The second half showed Spurs with more control but despite early possession they were unable to add to their goal tally. The Swiss continued to be dangerous on the break and could have increased their lead but this time, fortunately for Tottenham, they were not as clinical in their finishing. Then with seven minutes remaining Roman Pavlyuchenko who had experience of playing on a similar artificial surface with his former club but had had a very poor evening in Berne, received a pass from Robbie Keane and hammered an unstoppable shot inside the goalkeeper’s near post. Now, only a goal down Spurs settled for what Harry Redknapp described as a ‘great defeat’.
In 1961 against Zabreze Bill Nicholson was unable to make any immediate change in personnel as no substitutes were permitted but he realised that for the away European Cup games he couldn’t afford to play the same style of football that had brought the ‘Double’ team such success in domestic competitions. In future away ties he introduced Tony Marchi as an extra defensive security. He had played football in Italy and his experience played a vital role in Spurs future progress.
Harry Redknapp was fortunate that with a bench of experienced players he had the opportunity to try to correct the failings identified early in the game against Young Boys. Huddlestone contributed greatly to the control that Spurs took of the game after his introduction and the other changes saw the manager work with a narrower midfield rather that the more extravagant wide players of Giovani Dos Santos and Gareth Bale. With Luka Modric and then Nico Kranjcar on the left of midfield they came inside much more and allowed Bale to attack from defence.

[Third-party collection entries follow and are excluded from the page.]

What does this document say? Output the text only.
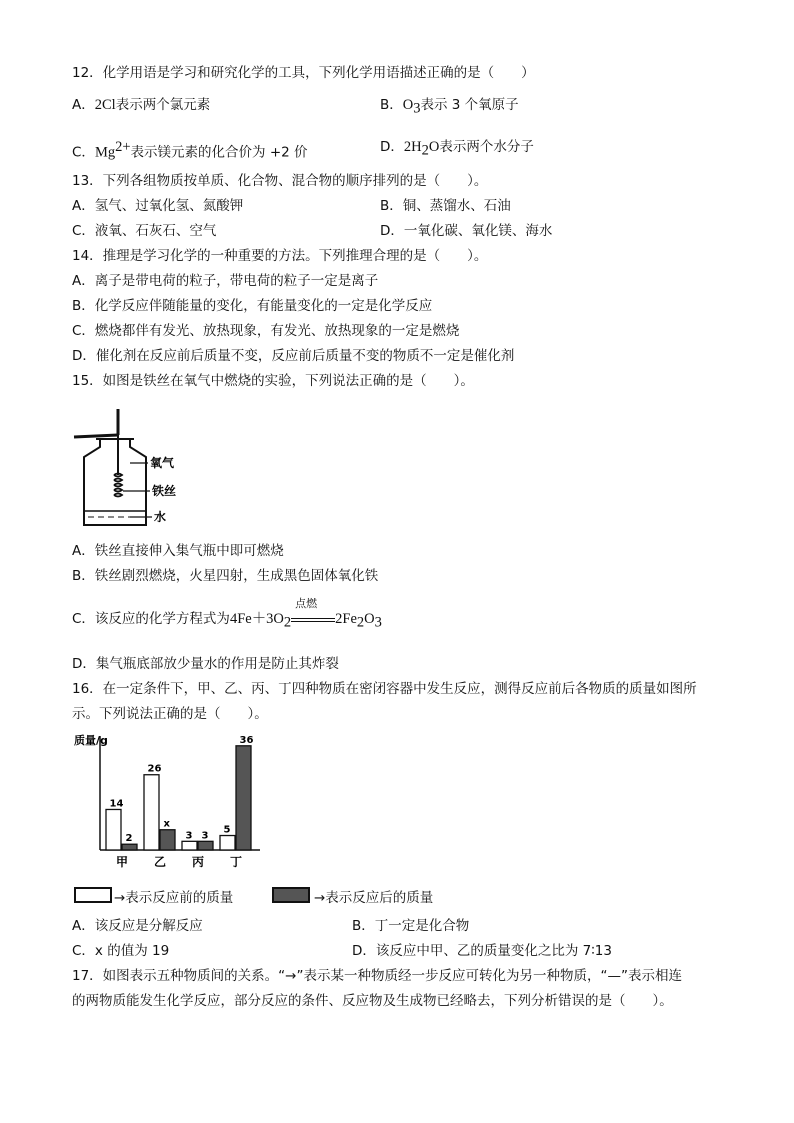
12．化学用语是学习和研究化学的工具，下列化学用语描述正确的是（　　）
A．2Cl表示两个氯元素	B．$O_3$表示 3 个氧原子
C．$Mg^{2+}$表示镁元素的化合价为 +2 价	D．$2H_2O$表示两个水分子
13．下列各组物质按单质、化合物、混合物的顺序排列的是（　　）。
A．氢气、过氧化氢、氮酸钾	B．铜、蒸馏水、石油
C．液氧、石灰石、空气	D．一氧化碳、氧化镁、海水
14．推理是学习化学的一种重要的方法。下列推理合理的是（　　）。
A．离子是带电荷的粒子，带电荷的粒子一定是离子
B．化学反应伴随能量的变化，有能量变化的一定是化学反应
C．燃烧都伴有发光、放热现象，有发光、放热现象的一定是燃烧
D．催化剂在反应前后质量不变，反应前后质量不变的物质不一定是催化剂
15．如图是铁丝在氧气中燃烧的实验，下列说法正确的是（　　）。
氧气
铁丝
水
A．铁丝直接伸入集气瓶中即可燃烧
B．铁丝剧烈燃烧，火星四射，生成黑色固体氧化铁
C．该反应的化学方程式为$4Fe+3O_2$
点燃
$2Fe_2O_3$
D．集气瓶底部放少量水的作用是防止其炸裂
16．在一定条件下，甲、乙、丙、丁四种物质在密闭容器中发生反应，测得反应前后各物质的质量如图所
示。下列说法正确的是（　　）。
质量/g
14
2
甲
26
x
乙
3 3
丙
5
36
丁
→表示反应前的质量	→表示反应后的质量
A．该反应是分解反应	B．丁一定是化合物
C．x 的值为 19	D．该反应中甲、乙的质量变化之比为 7∶13
17．如图表示五种物质间的关系。“→”表示某一种物质经一步反应可转化为另一种物质，“—”表示相连
的两物质能发生化学反应，部分反应的条件、反应物及生成物已经略去，下列分析错误的是（　　）。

In 1961 the return leg introduced the football world to one to the first of those great ‘Gory, Glory European Nights’ at White Hart Lane. In an electric atmosphere, Spurs hit the bar inside thirty seconds and took the lead on nine minutes with a Danny Blanchflower penalty. Cliff Jones terrorised the Gornik defence and scored a first half hat-trick in seventeen minutes but the visitors also managed to grab a goal to keep their hopes alive. Before half-time Bobby Smith scored and Spurs were 7-5 ahead on aggregate. In the second half Smith added his second, Terry Dyson scored number seven and John White completed the scoring with a minute remaining to make the score 8-1 for Tottenham.
Having followed the 1961 script so closely for the away match, it is to be hoped that Tottenham 2010 will get their lines right in a similar fashion next week to ensure the club make it into the lucrative group stages of the UEFA Champions League and that the fans don’t have to wait another forty nine years to experience competition at the highest level in European football.